Rohan Agrawal: The main goal I had at the beginning of HSC was to get at least 95 for my ATAR, and mainly target a 90+ for the majority of my subjects. I didn’t achieve all of my goals, but I did get an ATAR of 96.05 that allowed me to do my desired degree of commerce and economics as my career goal is investment banking, so overall I was happy that I maintained balance in my social life and still achieved my ultimate goal.
Sourish Iyengar: Initially my goal was to achieve a 99 ATAR. Closer to the final HSC exams my target dropped to 98+. Despite not achieving this rank (instead a 97.25). I think it was imperative that I set such a high target early on. In doing so, I may not have achieved my goal, but still strived to perform to the best of my ability whilst also managing other non-academic commitments (e.g. hockey). Another goal of mine was to study Data Science at USYD or UNSW in 2019. I received offers from both universities and am planning go to USYD.
How did you manage stress throughout your final year of high school?
Jishnu: I managed it by keeping actively aware of my stress and to have faith in my abilities. Throughout my year I have learned to keep a balance between not being too lax (in which I went too slowly), and being too stressed (in which I was very susceptible to errors). The fine line between them is what I strived to be in the exam situations and achieved.
Keshav: Going to the gym to take my mind of studying and to stay fit which is important during Year 12.
Kiran: I did a lot of music. I did the school musical as well as doing my CMUS diploma and trying to perform as much as possible. Before I got sick, I also played tennis with my friends when I could and made sure that I ate healthily throughout the exam period.
Rohan B: To be honest I didn’t really feel stress at all until about 3 days before my first HSC English exam. To manage it, I would go to the park and kick around my soccer ball every couple of hours to just clear my headspace.

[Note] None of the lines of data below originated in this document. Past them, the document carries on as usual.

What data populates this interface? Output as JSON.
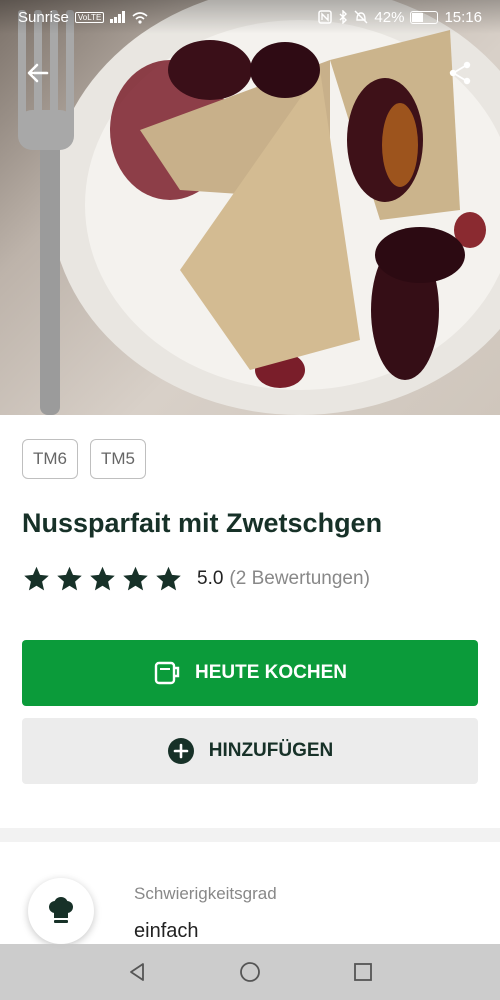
{
  "status_bar": {
    "carrier": "Sunrise",
    "volte": "VoLTE",
    "battery": "42%",
    "time": "15:16"
  },
  "header": {
    "back_icon": "arrow-left-icon",
    "share_icon": "share-icon"
  },
  "recipe": {
    "tags": [
      "TM6",
      "TM5"
    ],
    "title": "Nussparfait mit Zwetschgen",
    "rating_value": "5.0",
    "rating_count": "(2 Bewertungen)",
    "stars": 5
  },
  "actions": {
    "cook_label": "HEUTE KOCHEN",
    "add_label": "HINZUFÜGEN"
  },
  "details": {
    "difficulty_label": "Schwierigkeitsgrad",
    "difficulty_value": "einfach"
  },
  "colors": {
    "primary_green": "#0b9b3a",
    "dark_green": "#173128"
  }
}
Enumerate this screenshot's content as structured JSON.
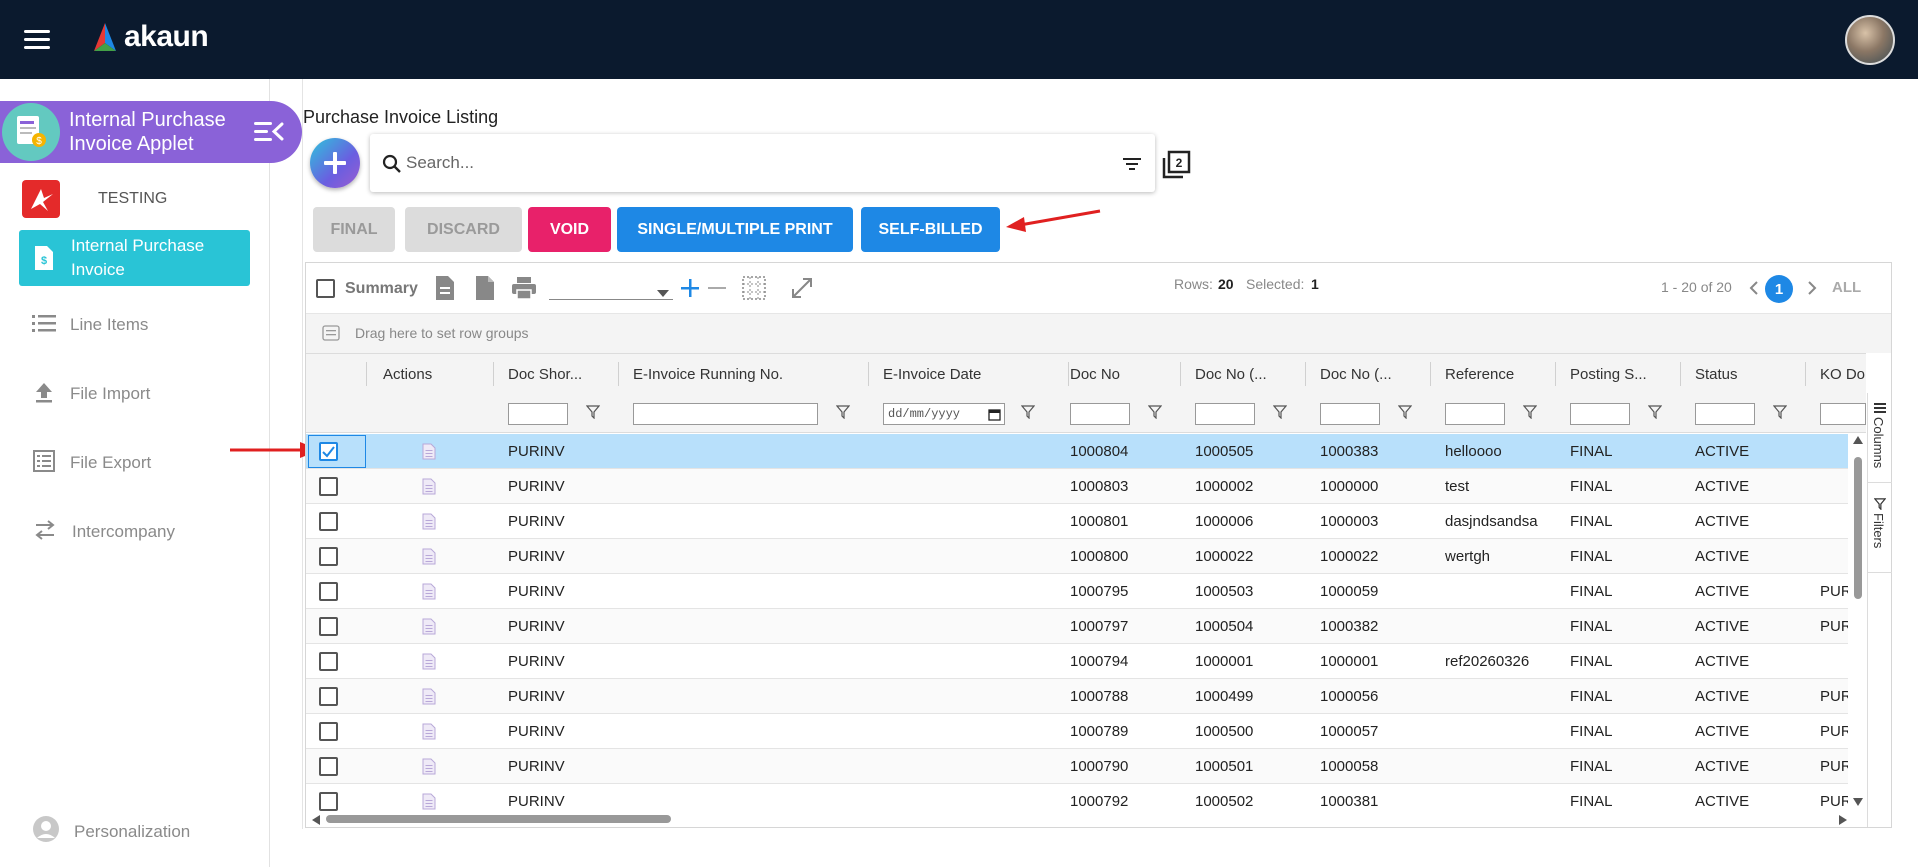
{
  "app": {
    "name": "akaun"
  },
  "sidebar": {
    "applet_title": "Internal Purchase Invoice Applet",
    "company": "TESTING",
    "active_item": "Internal Purchase Invoice",
    "items": [
      {
        "label": "Line Items",
        "icon": "list-icon"
      },
      {
        "label": "File Import",
        "icon": "upload-icon"
      },
      {
        "label": "File Export",
        "icon": "export-list-icon"
      },
      {
        "label": "Intercompany",
        "icon": "swap-arrows-icon"
      }
    ],
    "personalization": "Personalization"
  },
  "page": {
    "title": "Purchase Invoice Listing",
    "search_placeholder": "Search..."
  },
  "actions": {
    "final": "FINAL",
    "discard": "DISCARD",
    "void": "VOID",
    "print": "SINGLE/MULTIPLE PRINT",
    "self_billed": "SELF-BILLED"
  },
  "grid": {
    "summary_label": "Summary",
    "rows_label": "Rows:",
    "rows_count": "20",
    "selected_label": "Selected:",
    "selected_count": "1",
    "pagination_text": "1 - 20 of 20",
    "current_page": "1",
    "all_label": "ALL",
    "group_bar_text": "Drag here to set row groups",
    "date_placeholder": "dd/mm/yyyy",
    "side_tabs": {
      "columns": "Columns",
      "filters": "Filters"
    },
    "columns": [
      "Actions",
      "Doc Shor...",
      "E-Invoice Running No.",
      "E-Invoice Date",
      "Doc No",
      "Doc No (...",
      "Doc No (...",
      "Reference",
      "Posting S...",
      "Status",
      "KO Do"
    ],
    "rows": [
      {
        "selected": true,
        "doc_short": "PURINV",
        "doc_no": "1000804",
        "doc_no_2": "1000505",
        "doc_no_3": "1000383",
        "reference": "helloooo",
        "posting": "FINAL",
        "status": "ACTIVE",
        "ko": ""
      },
      {
        "selected": false,
        "doc_short": "PURINV",
        "doc_no": "1000803",
        "doc_no_2": "1000002",
        "doc_no_3": "1000000",
        "reference": "test",
        "posting": "FINAL",
        "status": "ACTIVE",
        "ko": ""
      },
      {
        "selected": false,
        "doc_short": "PURINV",
        "doc_no": "1000801",
        "doc_no_2": "1000006",
        "doc_no_3": "1000003",
        "reference": "dasjndsandsa",
        "posting": "FINAL",
        "status": "ACTIVE",
        "ko": ""
      },
      {
        "selected": false,
        "doc_short": "PURINV",
        "doc_no": "1000800",
        "doc_no_2": "1000022",
        "doc_no_3": "1000022",
        "reference": "wertgh",
        "posting": "FINAL",
        "status": "ACTIVE",
        "ko": ""
      },
      {
        "selected": false,
        "doc_short": "PURINV",
        "doc_no": "1000795",
        "doc_no_2": "1000503",
        "doc_no_3": "1000059",
        "reference": "",
        "posting": "FINAL",
        "status": "ACTIVE",
        "ko": "PUR"
      },
      {
        "selected": false,
        "doc_short": "PURINV",
        "doc_no": "1000797",
        "doc_no_2": "1000504",
        "doc_no_3": "1000382",
        "reference": "",
        "posting": "FINAL",
        "status": "ACTIVE",
        "ko": "PUR"
      },
      {
        "selected": false,
        "doc_short": "PURINV",
        "doc_no": "1000794",
        "doc_no_2": "1000001",
        "doc_no_3": "1000001",
        "reference": "ref20260326",
        "posting": "FINAL",
        "status": "ACTIVE",
        "ko": ""
      },
      {
        "selected": false,
        "doc_short": "PURINV",
        "doc_no": "1000788",
        "doc_no_2": "1000499",
        "doc_no_3": "1000056",
        "reference": "",
        "posting": "FINAL",
        "status": "ACTIVE",
        "ko": "PUR"
      },
      {
        "selected": false,
        "doc_short": "PURINV",
        "doc_no": "1000789",
        "doc_no_2": "1000500",
        "doc_no_3": "1000057",
        "reference": "",
        "posting": "FINAL",
        "status": "ACTIVE",
        "ko": "PUR"
      },
      {
        "selected": false,
        "doc_short": "PURINV",
        "doc_no": "1000790",
        "doc_no_2": "1000501",
        "doc_no_3": "1000058",
        "reference": "",
        "posting": "FINAL",
        "status": "ACTIVE",
        "ko": "PUR"
      },
      {
        "selected": false,
        "doc_short": "PURINV",
        "doc_no": "1000792",
        "doc_no_2": "1000502",
        "doc_no_3": "1000381",
        "reference": "",
        "posting": "FINAL",
        "status": "ACTIVE",
        "ko": "PUR"
      }
    ]
  },
  "colors": {
    "topbar": "#0b1a2e",
    "applet_purple": "#8a62d8",
    "active_nav": "#29c4d6",
    "void": "#e8216a",
    "primary_blue": "#1e88e5",
    "selected_row": "#b8e0fb",
    "annotation_arrow": "#e02020"
  }
}
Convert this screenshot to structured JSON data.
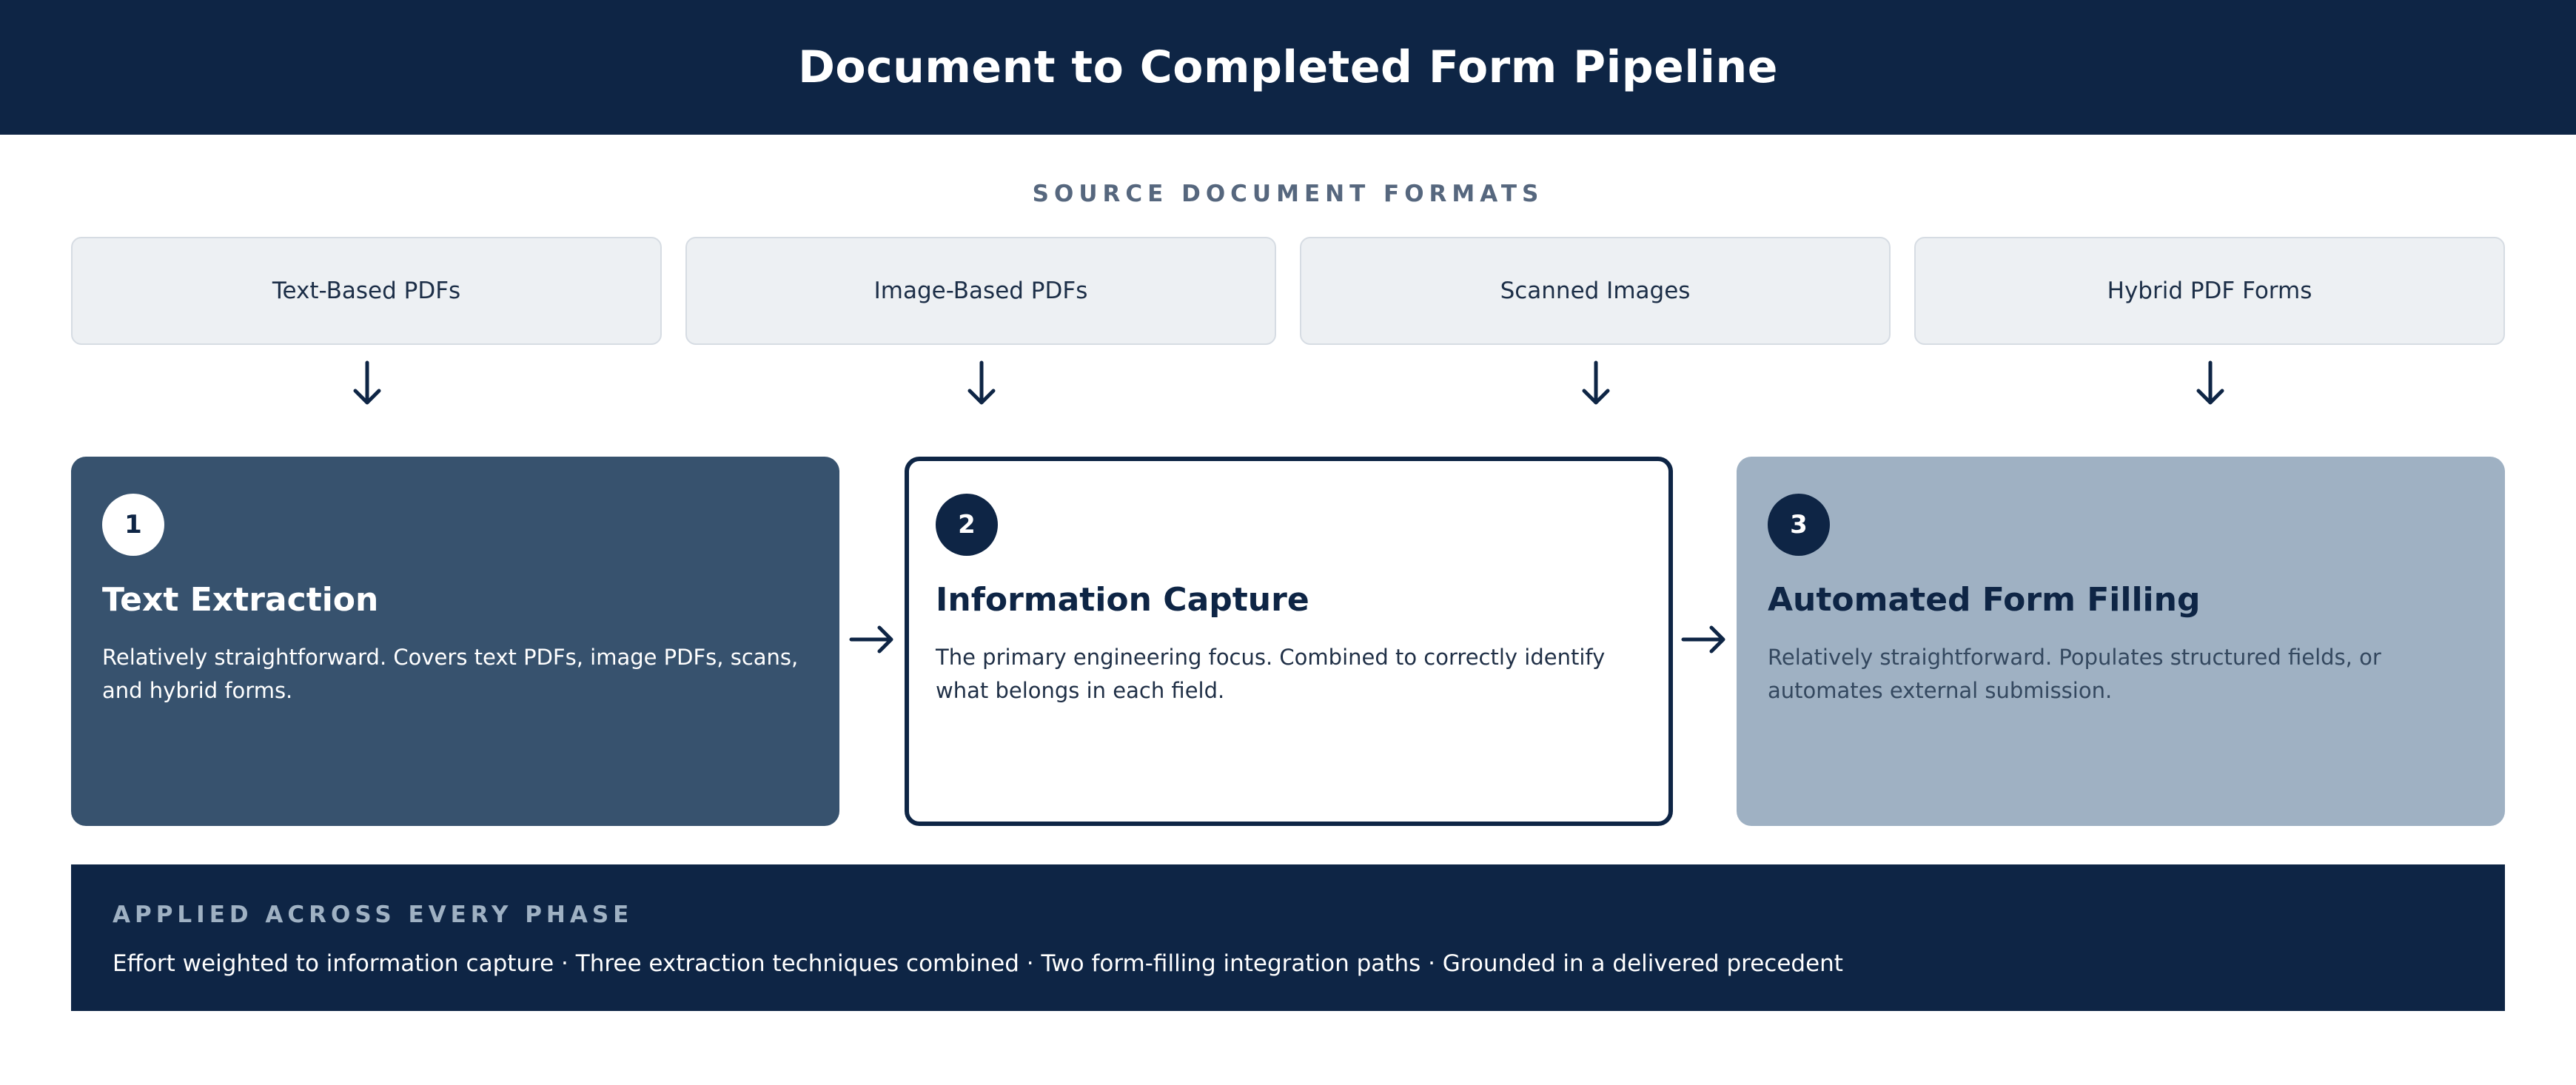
{
  "header": {
    "title": "Document to Completed Form Pipeline"
  },
  "formats": {
    "label": "SOURCE DOCUMENT FORMATS",
    "items": [
      "Text-Based PDFs",
      "Image-Based PDFs",
      "Scanned Images",
      "Hybrid PDF Forms"
    ]
  },
  "phases": [
    {
      "number": "1",
      "title": "Text Extraction",
      "description": "Relatively straightforward. Covers text PDFs, image PDFs, scans, and hybrid forms."
    },
    {
      "number": "2",
      "title": "Information Capture",
      "description": "The primary engineering focus. Combined to correctly identify what belongs in each field."
    },
    {
      "number": "3",
      "title": "Automated Form Filling",
      "description": "Relatively straightforward. Populates structured fields, or automates external submission."
    }
  ],
  "footer": {
    "label": "APPLIED ACROSS EVERY PHASE",
    "text": "Effort weighted to information capture · Three extraction techniques combined · Two form-filling integration paths · Grounded in a delivered precedent"
  },
  "colors": {
    "navy": "#0e2545",
    "slate": "#37526e",
    "light_blue_gray": "#9fb1c3",
    "format_bg": "#edf0f3"
  }
}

Rohan A: A lot of my stress relief came from watching television shows and listening to a lot of music, as it gave me a sense of comfort. It allowed me to be relieved from studying for a while and an opportunity to turn off before starting up again. I didn’t let it fully occupy my time as well, because studying is more important and time consuming for subjects that are very memory based. My brother, who himself state ranked in Maths Ext 2 in 2016, helped me a lot in mathematics Ext 1 and Ext 2 and guided me to keep my nerves calm all through-out the year.
Sourish: I created a timetable where I was rewarded 1 hour to do whatever I wanted for every 2 hours I studied during the exam period. Whenever an exam block was over I ensured I properly recuperated and relaxed with friends before zoning into my regular study habits again.
Do you think technology and social media are helpful for study, or are they distracting?
Jishnu: They could be both distracting and useful. I used my social media primarily as a medium to collaborate with other students, in which my doubts would be sent and discussed with my peers and their doubts to me. In this way we would benefit together. I have spent significant amounts of time socialising with friends and enjoying my time, but I must admit that it helps make an enjoyable and relaxing time to cool off a little. I had to be wary of not going on social media too often for unproductive things, but I think I handled that well.
Keshav: I think that social media was extremely beneficial over the course of Year 12 because it enabled me to be a part of several group conversations on Facebook for all my subjects and allowed me to message friends if I ever had a question to be answered.
Kiran: Certainly a double edged sword here but I found technology to be more useful. I think it is extremely beneficial to have notes digitized and easily locatable (especially considering how many times I lost them!) However, certainly there were times when I need to do a self-imposed phone hiatus because it was just too distracting. I actually deleted social media through the HSC block on my phone and kept it only on my computer which stopped me checking regularly which was quite useful.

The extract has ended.